Am I worried he might decide to convert to Mormonism and become a missionary? Well, considering he met the recruiters while dropping a box of beverages for his e-gaming club, not really. I was raised Catholic, but am not religious at this point in my life. All religions are interesting to me, as they are to him. I trust the Heir will find his spiritual way just as I did, though I suppose anything is possible. I do hear they have a pretty impressive choir.

Sunday, January 28, 2018

Discovering The Truth


I still remember the first day the Heir went to kindergarten. As I put him on the bus and watched it pull away, the thought that ran through my mind was not, 'Oh, my big boy is growing up', or 'I hope he makes lots of friends', or even 'I hope he enjoys it'. It was, 'Well, my baby is now part of the system.'

Indeed, for the first few years of their lives, I was lucky enough to have my kids with me 24/7. Granted, I didn't always feel lucky. Sometimes I just wanted a break. But all that time together, especially with my firstborn, meant that his entire concept of what the world is came from me. What power! What responsibility! Yes, that first day alone with him, after my parents had left and my husband went back to work, was terrifying. But once I got the hang of things, I loved playing and singing and reading and walking with him. I was shaping him and his perception of the universe.

So it's not surprising that, once he became part of "the system" of public education, recognizing that I was relinquishing that power was tough. He was going to learn things from other people, people who might not see the world as I do, and might have different views from mine. What if they teach him to be fearful the world instead of curious? What if he learns to hate? What if they RUIN ALL THE WORK I'VE DONE?

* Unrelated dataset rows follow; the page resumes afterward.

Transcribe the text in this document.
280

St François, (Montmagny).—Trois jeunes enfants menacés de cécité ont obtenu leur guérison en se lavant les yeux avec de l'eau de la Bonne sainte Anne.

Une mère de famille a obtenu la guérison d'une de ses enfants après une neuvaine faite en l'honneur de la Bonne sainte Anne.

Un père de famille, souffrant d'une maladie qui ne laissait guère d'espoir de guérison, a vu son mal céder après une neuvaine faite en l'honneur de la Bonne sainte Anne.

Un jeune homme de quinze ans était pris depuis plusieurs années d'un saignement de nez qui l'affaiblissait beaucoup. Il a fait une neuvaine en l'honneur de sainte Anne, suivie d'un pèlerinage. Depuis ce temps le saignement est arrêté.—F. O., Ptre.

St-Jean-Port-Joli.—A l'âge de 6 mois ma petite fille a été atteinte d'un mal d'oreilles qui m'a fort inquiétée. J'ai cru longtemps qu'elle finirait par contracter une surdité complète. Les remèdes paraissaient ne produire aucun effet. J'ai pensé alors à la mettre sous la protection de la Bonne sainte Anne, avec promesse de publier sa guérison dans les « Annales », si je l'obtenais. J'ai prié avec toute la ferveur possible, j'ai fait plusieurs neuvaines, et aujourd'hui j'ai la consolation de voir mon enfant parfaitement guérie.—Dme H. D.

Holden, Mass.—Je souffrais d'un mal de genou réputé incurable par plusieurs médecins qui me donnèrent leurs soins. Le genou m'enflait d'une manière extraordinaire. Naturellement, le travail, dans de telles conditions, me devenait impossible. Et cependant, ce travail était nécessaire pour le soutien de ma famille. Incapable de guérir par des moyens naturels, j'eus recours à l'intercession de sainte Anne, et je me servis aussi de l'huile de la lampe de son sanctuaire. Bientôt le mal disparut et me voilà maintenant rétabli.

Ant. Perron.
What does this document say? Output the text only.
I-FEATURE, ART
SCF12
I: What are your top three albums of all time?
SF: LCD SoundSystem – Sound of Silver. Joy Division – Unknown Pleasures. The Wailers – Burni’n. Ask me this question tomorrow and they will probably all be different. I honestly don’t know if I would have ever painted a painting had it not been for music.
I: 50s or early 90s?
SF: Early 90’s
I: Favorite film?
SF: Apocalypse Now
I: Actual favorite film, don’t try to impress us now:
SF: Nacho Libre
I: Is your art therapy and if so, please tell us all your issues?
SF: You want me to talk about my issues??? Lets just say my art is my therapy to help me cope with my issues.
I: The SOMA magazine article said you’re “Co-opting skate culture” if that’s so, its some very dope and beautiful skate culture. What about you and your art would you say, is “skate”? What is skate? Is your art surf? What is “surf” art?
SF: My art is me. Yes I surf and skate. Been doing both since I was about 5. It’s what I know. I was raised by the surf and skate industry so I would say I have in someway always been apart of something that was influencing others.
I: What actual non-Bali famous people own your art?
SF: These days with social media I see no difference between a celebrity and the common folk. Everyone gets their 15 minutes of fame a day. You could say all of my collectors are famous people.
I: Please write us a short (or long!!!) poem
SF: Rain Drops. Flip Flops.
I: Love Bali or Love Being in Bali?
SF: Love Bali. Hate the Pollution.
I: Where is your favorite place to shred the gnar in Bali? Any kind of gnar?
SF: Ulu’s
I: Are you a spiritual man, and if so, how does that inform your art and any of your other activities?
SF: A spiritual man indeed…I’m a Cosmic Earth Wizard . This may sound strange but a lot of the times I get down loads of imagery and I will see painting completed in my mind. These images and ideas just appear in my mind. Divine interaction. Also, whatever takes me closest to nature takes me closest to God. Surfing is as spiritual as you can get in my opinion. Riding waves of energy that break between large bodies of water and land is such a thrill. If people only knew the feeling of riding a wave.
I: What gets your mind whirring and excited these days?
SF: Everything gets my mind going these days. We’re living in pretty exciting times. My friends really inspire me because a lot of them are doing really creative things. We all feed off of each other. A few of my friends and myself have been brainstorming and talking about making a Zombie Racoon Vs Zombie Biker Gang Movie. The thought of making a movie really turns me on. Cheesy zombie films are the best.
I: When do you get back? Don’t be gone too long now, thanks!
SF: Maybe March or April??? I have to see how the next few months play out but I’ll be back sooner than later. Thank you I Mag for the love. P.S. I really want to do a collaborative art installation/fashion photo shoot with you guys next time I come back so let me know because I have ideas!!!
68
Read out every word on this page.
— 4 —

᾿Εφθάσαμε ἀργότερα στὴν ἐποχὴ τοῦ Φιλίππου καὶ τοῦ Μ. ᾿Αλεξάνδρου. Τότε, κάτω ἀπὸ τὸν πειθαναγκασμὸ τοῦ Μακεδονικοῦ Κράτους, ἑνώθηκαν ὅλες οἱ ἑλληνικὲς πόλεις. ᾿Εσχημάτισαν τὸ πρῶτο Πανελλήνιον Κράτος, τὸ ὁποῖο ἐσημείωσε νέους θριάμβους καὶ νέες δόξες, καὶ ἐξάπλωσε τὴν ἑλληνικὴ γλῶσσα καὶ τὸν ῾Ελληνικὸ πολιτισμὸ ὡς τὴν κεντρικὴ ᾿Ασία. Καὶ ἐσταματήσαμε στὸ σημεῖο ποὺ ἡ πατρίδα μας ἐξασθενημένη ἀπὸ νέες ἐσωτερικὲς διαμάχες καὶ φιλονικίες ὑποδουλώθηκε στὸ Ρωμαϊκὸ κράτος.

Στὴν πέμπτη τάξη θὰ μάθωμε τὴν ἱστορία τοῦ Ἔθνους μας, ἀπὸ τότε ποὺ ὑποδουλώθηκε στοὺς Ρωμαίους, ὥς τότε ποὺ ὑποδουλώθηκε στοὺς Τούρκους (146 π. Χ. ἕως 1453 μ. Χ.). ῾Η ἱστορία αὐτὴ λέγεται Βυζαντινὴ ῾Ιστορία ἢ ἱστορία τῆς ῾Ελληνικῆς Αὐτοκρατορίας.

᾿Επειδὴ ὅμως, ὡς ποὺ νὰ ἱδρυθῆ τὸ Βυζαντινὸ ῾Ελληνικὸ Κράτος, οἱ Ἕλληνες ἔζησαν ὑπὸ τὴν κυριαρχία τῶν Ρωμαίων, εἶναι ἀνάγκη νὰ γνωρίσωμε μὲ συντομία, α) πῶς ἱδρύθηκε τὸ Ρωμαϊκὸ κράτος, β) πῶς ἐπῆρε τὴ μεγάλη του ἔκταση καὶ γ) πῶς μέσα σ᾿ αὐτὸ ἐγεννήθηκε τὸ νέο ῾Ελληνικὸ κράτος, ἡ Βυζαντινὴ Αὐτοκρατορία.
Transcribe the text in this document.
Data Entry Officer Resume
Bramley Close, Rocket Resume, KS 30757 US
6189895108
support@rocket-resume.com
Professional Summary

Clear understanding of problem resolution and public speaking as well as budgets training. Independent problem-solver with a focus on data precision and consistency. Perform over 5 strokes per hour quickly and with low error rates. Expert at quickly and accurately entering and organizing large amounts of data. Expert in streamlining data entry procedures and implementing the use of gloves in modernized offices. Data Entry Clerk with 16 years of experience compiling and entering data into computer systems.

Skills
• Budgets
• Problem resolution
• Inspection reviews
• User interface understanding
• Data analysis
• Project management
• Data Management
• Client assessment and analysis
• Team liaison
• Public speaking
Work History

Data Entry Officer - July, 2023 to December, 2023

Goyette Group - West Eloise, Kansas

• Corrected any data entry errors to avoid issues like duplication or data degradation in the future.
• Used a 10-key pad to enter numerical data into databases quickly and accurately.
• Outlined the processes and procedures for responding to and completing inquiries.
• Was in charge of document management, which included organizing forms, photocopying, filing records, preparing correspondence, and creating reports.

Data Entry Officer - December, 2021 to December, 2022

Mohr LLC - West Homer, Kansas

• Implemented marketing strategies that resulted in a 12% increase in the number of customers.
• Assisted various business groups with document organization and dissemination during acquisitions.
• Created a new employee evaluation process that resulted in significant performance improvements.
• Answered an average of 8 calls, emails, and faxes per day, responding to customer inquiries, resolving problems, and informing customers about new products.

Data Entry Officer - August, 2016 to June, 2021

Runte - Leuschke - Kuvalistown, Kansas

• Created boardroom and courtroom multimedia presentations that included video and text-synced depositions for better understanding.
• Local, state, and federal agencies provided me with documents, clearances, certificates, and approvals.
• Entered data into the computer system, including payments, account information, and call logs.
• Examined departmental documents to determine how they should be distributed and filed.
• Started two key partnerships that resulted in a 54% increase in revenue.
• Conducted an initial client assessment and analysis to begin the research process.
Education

The fact is, our kids are shaped by their experiences. As much as I'd have loved to encase mine in bubble wrap to protect them, it would have done more damage than good. And even when they went off to school for a few hours a day, they still lived with me and I knew everything about them and their lives.

When the Heir went off to college this past fall, our communication dwindled. That was hard for me. When he was in high school, we would text several times a day and have dinner together every evening, so I knew about his hobbies, his struggles,  his friends, and his likes and dislikes. Now it could be days before I'd hear, and even then it's a "hey, how's everyone at home? Things are good here." I know him well, I tell myself, despite the distance and the new experiences he's having at college. Even if he doesn't share them with me, of course he's still the same person.

Or so I thought.

The last time he was home, he and his girlfriend were watching a movie together one evening and I passed through the room to move some laundry around. Well. Talk about a shock.

APPARENTLY, MY SON IS ADDICTED TO GOSSIP GIRL.

He swears the writing and dialogue are great. The plots are interesting and engaging. The acting is terrific. As one who reads and watches TV to help inform my writing, it sounds reasonable. But I can't help but wonder if he's just saying that to help me get over my shock. If anyone asked me about my son, "rabid fan of Gossip Girl" would never have crossed my mind or passed my lips.

What this experience has underscored for me is that, as well as I know my kids, they are their own individual people and have their own lives. No matter how great they are at communicating with me, I will never know everything about them, their internal lives or all the pieces that make up who they are.

In reality, this is just a continuation of the journey that began all those years ago as the kindergarten bus pulled away. For me, it's been a journey of steps away from him as he becomes his own person. For him, it's a continuing journey toward himself.